North Korea nuclear bomb test: What’s the difference between a hydrogen and atomic bomb? And why is it so worrying?

Andrew Griffin
Wednesday 06 January 2016 10:15 GMT
What's the difference between an H-Bomb and an A-Bomb?

North Korea has announced that it has tested a hydrogen bomb for the first time. It has run nuclear tests in the past — but the international reaction has been much more panicked this time than before.

Both atomic bombs and hydrogen bombs are kinds of nuclear bombs, meaning that the energy comes from nuclear reactions. But the way that they actually release that huge amount of energy is different — and leads to massive differences in the power that is unleashed when they are set off.

The big difference is that atomic bombs use nuclear fission, which splits a bigger atom into two smaller ones, to create their energy. Hydrogen bombs use fusion, which is done by fusing two or more atoms into a bigger one.

Hydrogen bombs have a fission weapon inside too, which is used to trigger the energy release from the fusion part of the bomb. That is needed because fusion weapons need to be triggered by a huge amount of energy — which can only be unleashed by an atomic bomb.

They get their name from the hydrogen that is used in the fusion.

North Korea allegedly test hydrogen bomb

Because of the way that they are made, hydrogen bombs are usually much more powerful than their atomic counterparts.

That is why people are so worried about North Korea’s announcement — it has already launched atomic bombs, but this is the first time that it has tested a hydrogen one.

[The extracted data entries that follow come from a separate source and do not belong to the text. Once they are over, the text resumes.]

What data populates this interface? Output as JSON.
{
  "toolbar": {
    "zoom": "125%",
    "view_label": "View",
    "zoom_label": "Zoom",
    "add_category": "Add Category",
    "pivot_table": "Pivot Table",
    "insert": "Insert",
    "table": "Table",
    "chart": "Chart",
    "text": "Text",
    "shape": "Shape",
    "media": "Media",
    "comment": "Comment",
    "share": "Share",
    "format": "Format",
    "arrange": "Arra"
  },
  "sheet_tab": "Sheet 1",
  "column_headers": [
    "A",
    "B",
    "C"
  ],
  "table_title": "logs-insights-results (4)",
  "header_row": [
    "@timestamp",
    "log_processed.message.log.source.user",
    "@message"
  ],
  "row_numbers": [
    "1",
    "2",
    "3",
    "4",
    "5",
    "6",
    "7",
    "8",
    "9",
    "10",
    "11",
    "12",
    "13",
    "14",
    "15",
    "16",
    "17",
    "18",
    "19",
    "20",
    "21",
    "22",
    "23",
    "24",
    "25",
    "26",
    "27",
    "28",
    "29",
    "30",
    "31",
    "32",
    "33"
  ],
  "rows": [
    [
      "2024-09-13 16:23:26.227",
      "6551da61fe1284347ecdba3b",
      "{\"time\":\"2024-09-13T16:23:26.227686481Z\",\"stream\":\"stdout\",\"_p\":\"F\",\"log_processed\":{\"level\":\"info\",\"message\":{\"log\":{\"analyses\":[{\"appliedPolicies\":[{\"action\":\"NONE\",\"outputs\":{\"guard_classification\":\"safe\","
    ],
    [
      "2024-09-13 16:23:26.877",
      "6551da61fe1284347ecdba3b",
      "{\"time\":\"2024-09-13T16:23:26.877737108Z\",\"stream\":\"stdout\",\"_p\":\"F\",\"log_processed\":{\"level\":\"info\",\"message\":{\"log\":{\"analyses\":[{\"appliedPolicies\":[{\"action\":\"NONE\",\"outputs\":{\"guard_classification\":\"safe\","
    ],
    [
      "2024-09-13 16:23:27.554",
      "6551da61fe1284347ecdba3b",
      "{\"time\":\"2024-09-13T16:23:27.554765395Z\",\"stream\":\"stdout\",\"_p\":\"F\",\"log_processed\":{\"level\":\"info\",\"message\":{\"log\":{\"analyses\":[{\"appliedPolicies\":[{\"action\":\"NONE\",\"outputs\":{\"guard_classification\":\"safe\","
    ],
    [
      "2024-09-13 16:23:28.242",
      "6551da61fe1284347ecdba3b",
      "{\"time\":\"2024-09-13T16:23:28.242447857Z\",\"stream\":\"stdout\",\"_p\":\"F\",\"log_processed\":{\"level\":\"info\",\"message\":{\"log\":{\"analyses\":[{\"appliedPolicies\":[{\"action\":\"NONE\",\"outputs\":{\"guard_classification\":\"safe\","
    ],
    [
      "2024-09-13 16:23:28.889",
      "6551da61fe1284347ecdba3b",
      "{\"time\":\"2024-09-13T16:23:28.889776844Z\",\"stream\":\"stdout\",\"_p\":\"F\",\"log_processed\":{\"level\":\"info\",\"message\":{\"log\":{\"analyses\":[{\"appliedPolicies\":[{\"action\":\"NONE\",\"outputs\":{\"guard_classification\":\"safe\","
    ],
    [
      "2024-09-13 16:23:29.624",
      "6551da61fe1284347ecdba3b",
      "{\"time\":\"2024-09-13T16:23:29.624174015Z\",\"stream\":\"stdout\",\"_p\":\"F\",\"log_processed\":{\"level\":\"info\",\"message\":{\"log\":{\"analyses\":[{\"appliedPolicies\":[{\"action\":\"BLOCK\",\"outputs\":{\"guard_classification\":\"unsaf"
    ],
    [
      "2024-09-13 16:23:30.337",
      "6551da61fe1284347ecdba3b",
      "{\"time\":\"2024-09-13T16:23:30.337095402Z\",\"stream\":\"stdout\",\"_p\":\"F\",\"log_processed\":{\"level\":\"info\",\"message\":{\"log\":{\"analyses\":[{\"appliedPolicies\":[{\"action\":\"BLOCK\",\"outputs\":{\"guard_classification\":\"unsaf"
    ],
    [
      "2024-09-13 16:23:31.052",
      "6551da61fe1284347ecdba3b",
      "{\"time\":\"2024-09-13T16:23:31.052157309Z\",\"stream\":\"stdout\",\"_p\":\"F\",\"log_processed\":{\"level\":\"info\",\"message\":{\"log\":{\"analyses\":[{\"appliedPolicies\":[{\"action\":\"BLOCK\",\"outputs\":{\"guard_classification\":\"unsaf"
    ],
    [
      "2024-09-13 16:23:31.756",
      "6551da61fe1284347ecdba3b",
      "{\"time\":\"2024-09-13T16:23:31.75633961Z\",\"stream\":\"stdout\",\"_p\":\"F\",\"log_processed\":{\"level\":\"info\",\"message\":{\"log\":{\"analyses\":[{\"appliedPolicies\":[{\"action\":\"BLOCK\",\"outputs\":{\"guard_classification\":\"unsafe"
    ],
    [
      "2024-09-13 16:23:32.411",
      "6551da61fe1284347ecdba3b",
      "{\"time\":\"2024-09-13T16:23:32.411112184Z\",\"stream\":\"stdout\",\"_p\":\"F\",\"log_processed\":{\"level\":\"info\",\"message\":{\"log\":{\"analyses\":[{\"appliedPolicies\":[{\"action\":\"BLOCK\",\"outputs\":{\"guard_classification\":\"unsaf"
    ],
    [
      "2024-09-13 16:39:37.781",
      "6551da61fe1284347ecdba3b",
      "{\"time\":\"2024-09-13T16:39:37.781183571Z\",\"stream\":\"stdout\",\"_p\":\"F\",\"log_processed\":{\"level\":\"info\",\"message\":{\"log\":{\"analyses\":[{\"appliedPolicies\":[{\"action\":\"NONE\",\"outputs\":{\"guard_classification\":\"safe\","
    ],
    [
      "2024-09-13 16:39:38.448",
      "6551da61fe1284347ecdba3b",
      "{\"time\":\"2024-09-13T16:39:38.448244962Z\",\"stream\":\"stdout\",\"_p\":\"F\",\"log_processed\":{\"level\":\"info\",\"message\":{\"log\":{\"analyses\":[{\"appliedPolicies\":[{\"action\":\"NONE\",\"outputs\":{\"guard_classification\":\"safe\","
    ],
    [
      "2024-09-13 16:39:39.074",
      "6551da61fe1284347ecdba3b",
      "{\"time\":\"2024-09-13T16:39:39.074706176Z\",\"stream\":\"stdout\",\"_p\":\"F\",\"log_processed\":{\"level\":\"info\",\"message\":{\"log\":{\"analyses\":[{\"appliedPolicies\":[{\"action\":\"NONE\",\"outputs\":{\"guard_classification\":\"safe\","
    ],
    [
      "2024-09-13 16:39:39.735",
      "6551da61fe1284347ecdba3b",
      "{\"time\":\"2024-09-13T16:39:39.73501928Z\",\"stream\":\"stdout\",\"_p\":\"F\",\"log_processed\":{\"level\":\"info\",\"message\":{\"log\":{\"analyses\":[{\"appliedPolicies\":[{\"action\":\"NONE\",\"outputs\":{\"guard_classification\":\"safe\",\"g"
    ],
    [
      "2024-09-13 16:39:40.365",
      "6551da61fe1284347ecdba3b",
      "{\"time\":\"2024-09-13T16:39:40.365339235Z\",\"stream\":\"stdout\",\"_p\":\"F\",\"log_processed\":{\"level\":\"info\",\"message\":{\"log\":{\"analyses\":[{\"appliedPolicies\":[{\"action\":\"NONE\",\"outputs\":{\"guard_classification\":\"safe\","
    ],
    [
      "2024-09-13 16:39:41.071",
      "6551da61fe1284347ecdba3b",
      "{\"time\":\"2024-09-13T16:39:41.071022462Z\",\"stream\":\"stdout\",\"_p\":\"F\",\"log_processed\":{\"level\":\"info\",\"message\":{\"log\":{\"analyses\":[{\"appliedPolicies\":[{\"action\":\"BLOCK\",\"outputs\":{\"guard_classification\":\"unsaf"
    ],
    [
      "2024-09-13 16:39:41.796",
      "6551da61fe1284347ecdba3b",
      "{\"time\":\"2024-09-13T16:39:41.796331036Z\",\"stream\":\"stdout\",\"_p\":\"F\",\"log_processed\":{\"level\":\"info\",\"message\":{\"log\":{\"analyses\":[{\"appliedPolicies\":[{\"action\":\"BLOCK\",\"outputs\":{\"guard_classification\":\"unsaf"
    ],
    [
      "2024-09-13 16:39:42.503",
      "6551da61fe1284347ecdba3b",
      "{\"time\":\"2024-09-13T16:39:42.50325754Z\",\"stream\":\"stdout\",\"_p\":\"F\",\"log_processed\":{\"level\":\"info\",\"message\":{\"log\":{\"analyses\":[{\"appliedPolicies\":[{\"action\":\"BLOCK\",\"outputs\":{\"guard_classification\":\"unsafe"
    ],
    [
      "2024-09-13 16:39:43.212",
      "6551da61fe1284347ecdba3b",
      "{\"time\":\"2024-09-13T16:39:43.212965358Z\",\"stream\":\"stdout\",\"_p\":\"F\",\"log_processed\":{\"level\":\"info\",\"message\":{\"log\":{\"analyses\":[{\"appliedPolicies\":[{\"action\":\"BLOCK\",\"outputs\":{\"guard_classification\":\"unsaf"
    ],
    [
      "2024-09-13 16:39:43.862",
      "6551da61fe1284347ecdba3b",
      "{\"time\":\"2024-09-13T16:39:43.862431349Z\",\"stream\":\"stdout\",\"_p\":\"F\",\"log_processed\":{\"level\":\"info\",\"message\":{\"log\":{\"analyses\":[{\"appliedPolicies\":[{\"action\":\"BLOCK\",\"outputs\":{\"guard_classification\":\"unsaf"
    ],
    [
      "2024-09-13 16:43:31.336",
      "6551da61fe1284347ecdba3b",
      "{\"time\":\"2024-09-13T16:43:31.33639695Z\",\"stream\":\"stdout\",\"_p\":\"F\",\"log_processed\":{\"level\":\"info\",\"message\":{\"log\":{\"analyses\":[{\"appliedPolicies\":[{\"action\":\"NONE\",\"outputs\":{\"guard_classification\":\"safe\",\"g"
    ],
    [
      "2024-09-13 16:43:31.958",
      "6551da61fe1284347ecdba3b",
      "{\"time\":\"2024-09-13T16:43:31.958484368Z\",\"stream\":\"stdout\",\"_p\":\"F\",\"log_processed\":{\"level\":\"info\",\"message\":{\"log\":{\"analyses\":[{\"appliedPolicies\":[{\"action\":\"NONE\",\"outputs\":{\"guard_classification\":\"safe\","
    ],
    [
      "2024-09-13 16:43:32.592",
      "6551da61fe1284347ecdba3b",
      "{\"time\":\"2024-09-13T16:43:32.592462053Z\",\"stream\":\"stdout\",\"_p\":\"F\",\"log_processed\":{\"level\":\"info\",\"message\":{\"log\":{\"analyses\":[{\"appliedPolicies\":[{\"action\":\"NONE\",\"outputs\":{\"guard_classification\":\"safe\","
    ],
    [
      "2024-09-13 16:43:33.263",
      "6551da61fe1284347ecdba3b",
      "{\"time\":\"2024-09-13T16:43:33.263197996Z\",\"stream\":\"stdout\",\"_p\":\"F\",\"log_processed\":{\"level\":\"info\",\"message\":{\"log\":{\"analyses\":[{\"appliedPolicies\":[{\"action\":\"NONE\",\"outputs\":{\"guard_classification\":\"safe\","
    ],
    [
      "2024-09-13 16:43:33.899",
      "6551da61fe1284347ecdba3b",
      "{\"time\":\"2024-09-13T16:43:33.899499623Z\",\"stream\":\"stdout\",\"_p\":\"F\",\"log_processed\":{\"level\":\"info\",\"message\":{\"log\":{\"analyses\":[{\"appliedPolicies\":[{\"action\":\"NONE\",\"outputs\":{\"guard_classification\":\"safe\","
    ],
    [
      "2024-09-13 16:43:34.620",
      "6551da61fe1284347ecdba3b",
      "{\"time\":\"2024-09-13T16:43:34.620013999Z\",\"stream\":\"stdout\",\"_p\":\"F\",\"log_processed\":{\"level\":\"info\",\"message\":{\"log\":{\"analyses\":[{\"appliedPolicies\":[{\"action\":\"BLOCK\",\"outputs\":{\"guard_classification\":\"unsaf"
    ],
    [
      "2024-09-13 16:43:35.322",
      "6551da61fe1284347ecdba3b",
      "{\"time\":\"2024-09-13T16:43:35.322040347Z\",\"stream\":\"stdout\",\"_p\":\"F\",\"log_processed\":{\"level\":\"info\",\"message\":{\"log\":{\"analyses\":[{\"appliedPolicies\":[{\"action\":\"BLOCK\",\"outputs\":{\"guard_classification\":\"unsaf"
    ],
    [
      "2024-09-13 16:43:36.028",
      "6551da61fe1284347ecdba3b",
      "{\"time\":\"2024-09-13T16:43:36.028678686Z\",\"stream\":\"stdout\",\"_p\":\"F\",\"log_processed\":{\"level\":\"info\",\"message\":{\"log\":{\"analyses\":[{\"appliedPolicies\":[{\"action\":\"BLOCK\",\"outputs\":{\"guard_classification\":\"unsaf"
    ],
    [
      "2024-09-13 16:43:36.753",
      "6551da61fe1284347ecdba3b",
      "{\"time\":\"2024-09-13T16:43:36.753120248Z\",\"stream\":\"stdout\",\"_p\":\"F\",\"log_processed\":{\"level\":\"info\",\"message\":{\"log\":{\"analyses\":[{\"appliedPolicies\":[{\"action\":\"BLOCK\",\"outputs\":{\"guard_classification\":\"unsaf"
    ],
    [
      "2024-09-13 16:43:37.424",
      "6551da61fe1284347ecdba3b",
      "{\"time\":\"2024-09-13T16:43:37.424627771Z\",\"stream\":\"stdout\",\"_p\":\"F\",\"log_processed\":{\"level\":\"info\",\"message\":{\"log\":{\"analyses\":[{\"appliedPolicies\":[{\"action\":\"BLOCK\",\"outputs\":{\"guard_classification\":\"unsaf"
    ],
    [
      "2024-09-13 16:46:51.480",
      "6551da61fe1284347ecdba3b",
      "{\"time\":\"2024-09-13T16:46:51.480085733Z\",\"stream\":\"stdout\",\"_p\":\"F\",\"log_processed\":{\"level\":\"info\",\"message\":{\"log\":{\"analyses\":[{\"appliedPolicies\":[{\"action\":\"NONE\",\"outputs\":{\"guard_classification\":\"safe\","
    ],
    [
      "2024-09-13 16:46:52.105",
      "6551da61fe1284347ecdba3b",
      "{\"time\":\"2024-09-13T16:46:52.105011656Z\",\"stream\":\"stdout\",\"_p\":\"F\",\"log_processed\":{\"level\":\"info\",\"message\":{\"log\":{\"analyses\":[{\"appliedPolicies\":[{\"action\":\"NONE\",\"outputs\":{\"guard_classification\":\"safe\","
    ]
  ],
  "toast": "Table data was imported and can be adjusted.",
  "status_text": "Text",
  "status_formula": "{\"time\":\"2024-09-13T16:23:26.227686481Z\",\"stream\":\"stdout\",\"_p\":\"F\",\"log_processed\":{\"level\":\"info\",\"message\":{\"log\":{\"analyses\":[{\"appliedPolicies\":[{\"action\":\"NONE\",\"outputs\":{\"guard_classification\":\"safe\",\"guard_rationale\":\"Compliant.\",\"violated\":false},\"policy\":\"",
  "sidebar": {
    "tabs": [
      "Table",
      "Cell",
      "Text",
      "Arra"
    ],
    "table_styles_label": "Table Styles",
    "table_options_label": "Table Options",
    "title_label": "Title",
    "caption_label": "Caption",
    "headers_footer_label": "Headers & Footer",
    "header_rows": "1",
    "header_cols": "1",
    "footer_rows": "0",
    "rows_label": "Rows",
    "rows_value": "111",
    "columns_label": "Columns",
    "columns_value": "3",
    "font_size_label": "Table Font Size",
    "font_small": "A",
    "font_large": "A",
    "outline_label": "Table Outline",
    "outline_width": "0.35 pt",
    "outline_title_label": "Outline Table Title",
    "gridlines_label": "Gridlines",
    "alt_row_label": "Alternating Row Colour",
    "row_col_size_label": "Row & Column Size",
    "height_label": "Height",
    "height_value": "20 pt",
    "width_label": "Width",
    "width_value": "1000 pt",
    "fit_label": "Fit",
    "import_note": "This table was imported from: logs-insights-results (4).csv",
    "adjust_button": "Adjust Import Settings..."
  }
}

North Korea did its first known nuclear test in 2006, and has done two more since.

The massive power of a hydrogen bomb is also one of the reasons that some analysts are sceptical of the concerns. Detonating such a weapon underground should be enough to cause a huge quake — but the impact was on a scale that could have been generated by an atomic bomb, and may have been less powerful than the one dropped in Hiroshima.

But North Korea said that the bomb was “miniaturised”, which could mean that it was downsized to make it have about the power of an atomic bomb.